Além da pena de prisão, o acusado foi condenado a pagar uma indenização mínima de R$ 20 mil a título de danos morais para cada uma das vítimas, conforme pleiteado pelo Ministério Público. A prisão preventiva foi mantida pela Justiça, considerando a comprovação dos crimes, o risco à ordem pública e a possibilidade de reincidência e gravidade dos fatos.

Danos psicológicos

Conforme o promotor de Justiça, José Alexandre Teixeira de Barros, o agressor manteve esses atos de violência sexual em segredo, ameaçando a filha para que ela não contasse a ninguém. Anos depois, sob o efeito de álcool, ele revelou à esposa o que fazia com a adolescente desde que ela era criança, o que desencadeou a denúncia.
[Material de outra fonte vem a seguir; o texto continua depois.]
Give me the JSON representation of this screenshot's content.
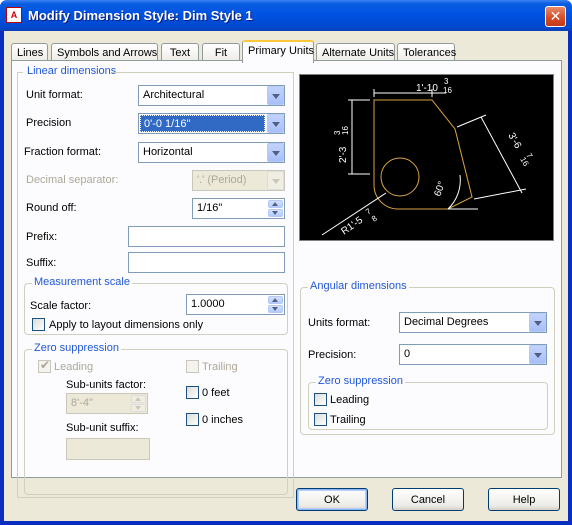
{
  "window": {
    "title": "Modify Dimension Style: Dim Style 1",
    "app_icon": "A",
    "close": "✕"
  },
  "tabs": [
    "Lines",
    "Symbols and Arrows",
    "Text",
    "Fit",
    "Primary Units",
    "Alternate Units",
    "Tolerances"
  ],
  "linear": {
    "legend": "Linear dimensions",
    "unit_format_label": "Unit format:",
    "unit_format": "Architectural",
    "precision_label": "Precision",
    "precision": "0'-0 1/16\"",
    "fraction_format_label": "Fraction format:",
    "fraction_format": "Horizontal",
    "decimal_sep_label": "Decimal separator:",
    "decimal_sep": "'.' (Period)",
    "round_off_label": "Round off:",
    "round_off": "1/16\"",
    "prefix_label": "Prefix:",
    "prefix": "",
    "suffix_label": "Suffix:",
    "suffix": ""
  },
  "measurement": {
    "legend": "Measurement scale",
    "scale_factor_label": "Scale factor:",
    "scale_factor": "1.0000",
    "apply_layout_label": "Apply to layout dimensions only"
  },
  "zero_linear": {
    "legend": "Zero suppression",
    "leading": "Leading",
    "trailing": "Trailing",
    "sub_units_factor_label": "Sub-units factor:",
    "sub_units_factor": "8'-4\"",
    "zero_feet": "0 feet",
    "zero_inches": "0 inches",
    "sub_unit_suffix_label": "Sub-unit suffix:",
    "sub_unit_suffix": ""
  },
  "angular": {
    "legend": "Angular dimensions",
    "units_format_label": "Units format:",
    "units_format": "Decimal Degrees",
    "precision_label": "Precision:",
    "precision": "0"
  },
  "zero_angular": {
    "legend": "Zero suppression",
    "leading": "Leading",
    "trailing": "Trailing"
  },
  "preview": {
    "dim_top": "1'-10",
    "dim_top_frac_num": "3",
    "dim_top_frac_den": "16",
    "dim_left": "2'-3",
    "dim_left_frac_num": "3",
    "dim_left_frac_den": "16",
    "dim_right": "3'-6",
    "dim_right_frac_num": "7",
    "dim_right_frac_den": "16",
    "dim_radius": "R1'-5",
    "dim_radius_frac_num": "7",
    "dim_radius_frac_den": "8",
    "angle": "60°"
  },
  "buttons": {
    "ok": "OK",
    "cancel": "Cancel",
    "help": "Help"
  }
}
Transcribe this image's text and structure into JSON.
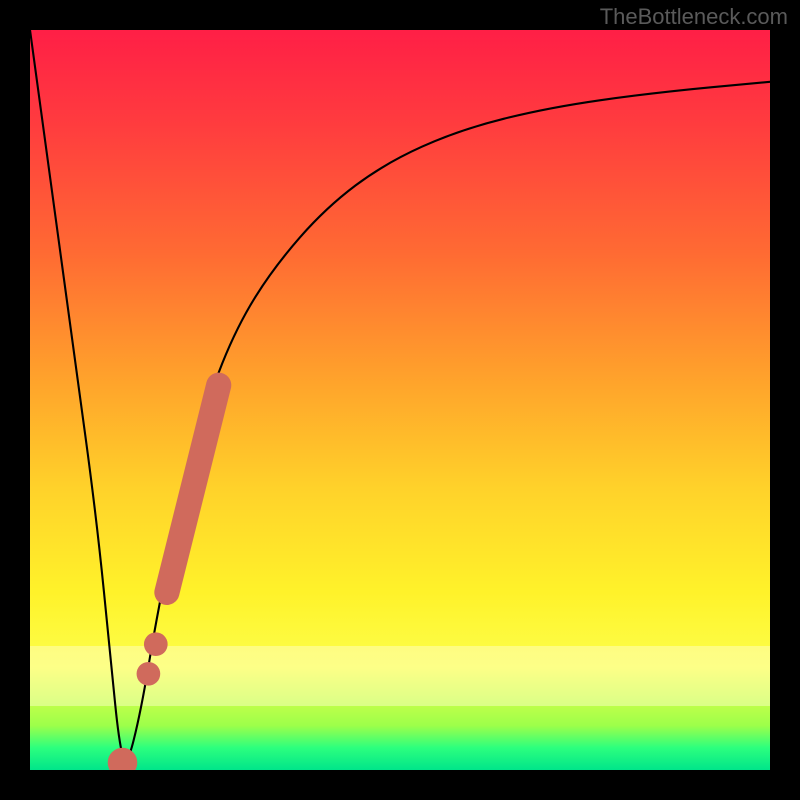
{
  "watermark": "TheBottleneck.com",
  "chart_data": {
    "type": "line",
    "title": "",
    "xlabel": "",
    "ylabel": "",
    "xlim": [
      0,
      100
    ],
    "ylim": [
      0,
      100
    ],
    "grid": false,
    "legend": false,
    "series": [
      {
        "name": "bottleneck-curve",
        "x": [
          0,
          3,
          6,
          9,
          11,
          12,
          13,
          15,
          17,
          20,
          24,
          28,
          33,
          40,
          48,
          58,
          70,
          84,
          100
        ],
        "y": [
          100,
          78,
          56,
          34,
          14,
          4,
          0,
          8,
          20,
          35,
          50,
          60,
          68,
          76,
          82,
          86.5,
          89.5,
          91.5,
          93
        ]
      }
    ],
    "markers": [
      {
        "name": "segment-thick",
        "x0": 18.5,
        "y0": 24,
        "x1": 25.5,
        "y1": 52,
        "thickness": 3.4,
        "color": "#d06a5c"
      },
      {
        "name": "dot-a",
        "x": 17.0,
        "y": 17,
        "r": 1.6,
        "color": "#d06a5c"
      },
      {
        "name": "dot-b",
        "x": 16.0,
        "y": 13,
        "r": 1.6,
        "color": "#d06a5c"
      },
      {
        "name": "dot-low",
        "x": 12.5,
        "y": 1,
        "r": 2.0,
        "color": "#d06a5c"
      }
    ],
    "gradient_stops": [
      {
        "pos": 0,
        "color": "#ff1f46"
      },
      {
        "pos": 12,
        "color": "#ff3a3f"
      },
      {
        "pos": 30,
        "color": "#ff6a33"
      },
      {
        "pos": 48,
        "color": "#ffa52b"
      },
      {
        "pos": 62,
        "color": "#ffd22a"
      },
      {
        "pos": 76,
        "color": "#fff22a"
      },
      {
        "pos": 86,
        "color": "#fcff4a"
      },
      {
        "pos": 94,
        "color": "#9dff4a"
      },
      {
        "pos": 97,
        "color": "#2cff7e"
      },
      {
        "pos": 100,
        "color": "#00e58a"
      }
    ]
  }
}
A adolescente, ouvida pelo serviço de psicologia do Tribunal de Justiça de Goiás, revelou que a situação a fez se sentir um peso para a família, fato corroborado por uma amiga dela, a quem confidenciou os abusos. O Conselho Tutelar de Itapaci foi informado dos fatos a partir dessa confissão. O irmão da vítima também relatou ter presenciado a mãe sendo agredida pelo pai quando este estava alcoolizado e disse ainda que não entendia o motivo dos constantes choros da irmã.